Prima lei ha accennato all’artigianalità , all’attenzione per le lavorazioni, avete dedicato quindi un’attenzione particolare ai dettagli, ovvero, capire fino a che punto lavorare la materia per ottenere l’effetto desiderato, grezzo in questo caso per essere toccato e percepito come tale, richiede comunque una riflessione e una certa attenzione verso la materia. Ci spiega un po’ questo aspetto?
“Certo, nonostante l’installazione abbia un aspetto così brutale, ha subito diverse lavorazioni, sia per il taglio che per il trasporto, soprattutto per alcuni punti particolari, sono stati resinati dei perni, i pezzi sono stati segati e poi ricomposti, però alla fine l’effetto è quello di un non finito. Però la cosa bella per me, che poi è la cosa bella del marmo, che è un materiale naturale, è che non è mai uguale a sé stesso sia nella stessa cava che tra marmi.
Nell’installazione si vede bene, in alcuni punti è tagliato lungo la vena e in altri punti contro la vena, aspetto questo che per un addetto ai lavori lo sa perfettamente, ma ad una persona non del mestiere fa sorgere delle domande tipo “ma è lo stesso marmo?” risposta “Si è lo stesso marmo, risultato della “stratificazione di milioni di anni in quel punto”e quindi ti racconta anche una storia.

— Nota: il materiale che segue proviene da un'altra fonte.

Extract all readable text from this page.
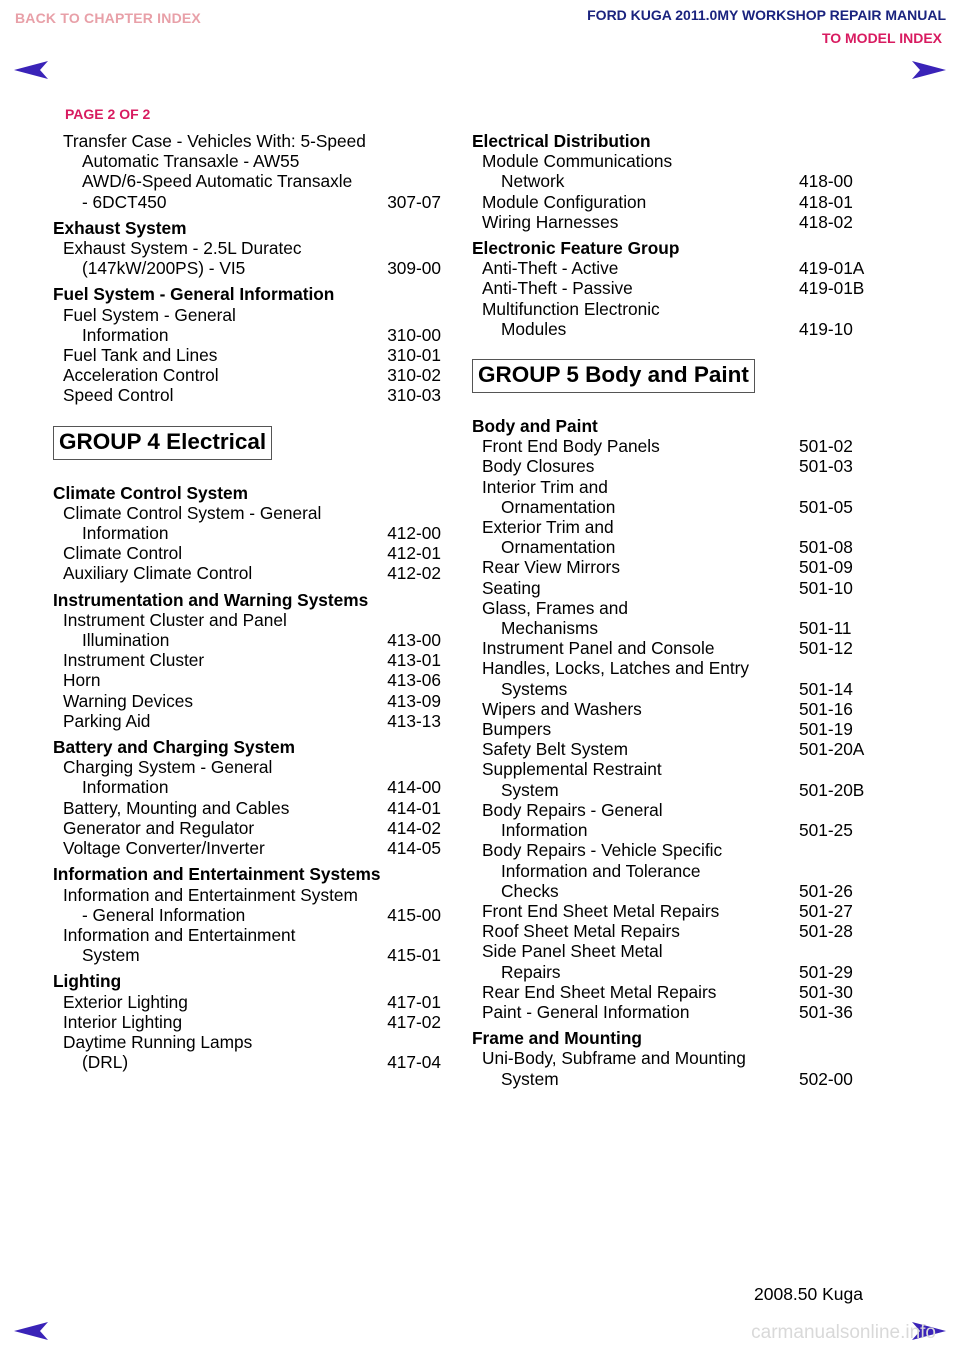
BACK TO CHAPTER INDEX	FORD KUGA 2011.0MY WORKSHOP REPAIR MANUAL
TO MODEL INDEX
PAGE 2 OF 2
Transfer Case - Vehicles With: 5-Speed
Automatic Transaxle - AW55
AWD/6-Speed Automatic Transaxle
- 6DCT450	307-07
Exhaust System
Exhaust System - 2.5L Duratec
(147kW/200PS) - VI5	309-00
Fuel System - General Information
Fuel System - General
Information	310-00
Fuel Tank and Lines	310-01
Acceleration Control	310-02
Speed Control	310-03
GROUP 4 Electrical
Climate Control System
Climate Control System - General
Information	412-00
Climate Control	412-01
Auxiliary Climate Control	412-02
Instrumentation and Warning Systems
Instrument Cluster and Panel
Illumination	413-00
Instrument Cluster	413-01
Horn	413-06
Warning Devices	413-09
Parking Aid	413-13
Battery and Charging System
Charging System - General
Information	414-00
Battery, Mounting and Cables	414-01
Generator and Regulator	414-02
Voltage Converter/Inverter	414-05
Information and Entertainment Systems
Information and Entertainment System
- General Information	415-00
Information and Entertainment
System	415-01
Lighting
Exterior Lighting	417-01
Interior Lighting	417-02
Daytime Running Lamps
(DRL)	417-04
Electrical Distribution
Module Communications
Network	418-00
Module Configuration	418-01
Wiring Harnesses	418-02
Electronic Feature Group
Anti-Theft - Active	419-01A
Anti-Theft - Passive	419-01B
Multifunction Electronic
Modules	419-10
GROUP 5 Body and Paint
Body and Paint
Front End Body Panels	501-02
Body Closures	501-03
Interior Trim and
Ornamentation	501-05
Exterior Trim and
Ornamentation	501-08
Rear View Mirrors	501-09
Seating	501-10
Glass, Frames and
Mechanisms	501-11
Instrument Panel and Console	501-12
Handles, Locks, Latches and Entry
Systems	501-14
Wipers and Washers	501-16
Bumpers	501-19
Safety Belt System	501-20A
Supplemental Restraint
System	501-20B
Body Repairs - General
Information	501-25
Body Repairs - Vehicle Specific
Information and Tolerance
Checks	501-26
Front End Sheet Metal Repairs	501-27
Roof Sheet Metal Repairs	501-28
Side Panel Sheet Metal
Repairs	501-29
Rear End Sheet Metal Repairs	501-30
Paint - General Information	501-36
Frame and Mounting
Uni-Body, Subframe and Mounting
System	502-00
2008.50 Kuga
carmanualsonline.info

Poi sono visibili, ad esempio, i segni lasciati dalle funi utilizzate per sollevare e trasportare i blocchi, quindi potrei raccontare ad un visitatore, ad esempio, la storia di quel blocco dal momento che è stato segato in cava, trascinato, sollevato e poi posato. Che poi è il fascino del marmo e della pietra, hanno dietro il racconto e la storia di persone che vanno in giro per il mondo a cercare le cave, e non si trovano mai in posti agevoli, ma sono in montagna o nelle foreste, in posti assurdi, un po’ come capita ad Indiana Jones (ride ndr).
E dunque, questi cercatori vengono in contatto con altre persone, comprano, opzionano i blocchi, li trasportano in Italia, paese leader nella lavorazione dei marmi, tanto che molti marmi provengono ad esempio dalla Cina o dalla Turchia, vengono trasportati in Italia solo per essere lavorati e poi tornano all’estero. Questo non è solo un discorso industriale e tecnologico legato ai materiali, ma c’è una grande conoscenza e sapienza, basti pensare che gli esami sui blocchi vengono fatti con gli ultrasuoni ma in alcuni casi il cavatore appoggiando l’orecchio sul blocco è in grado di capire se è un buon blocco o meno. E questa è una bellissima storia che secondo me valeva la pena di raccontare”.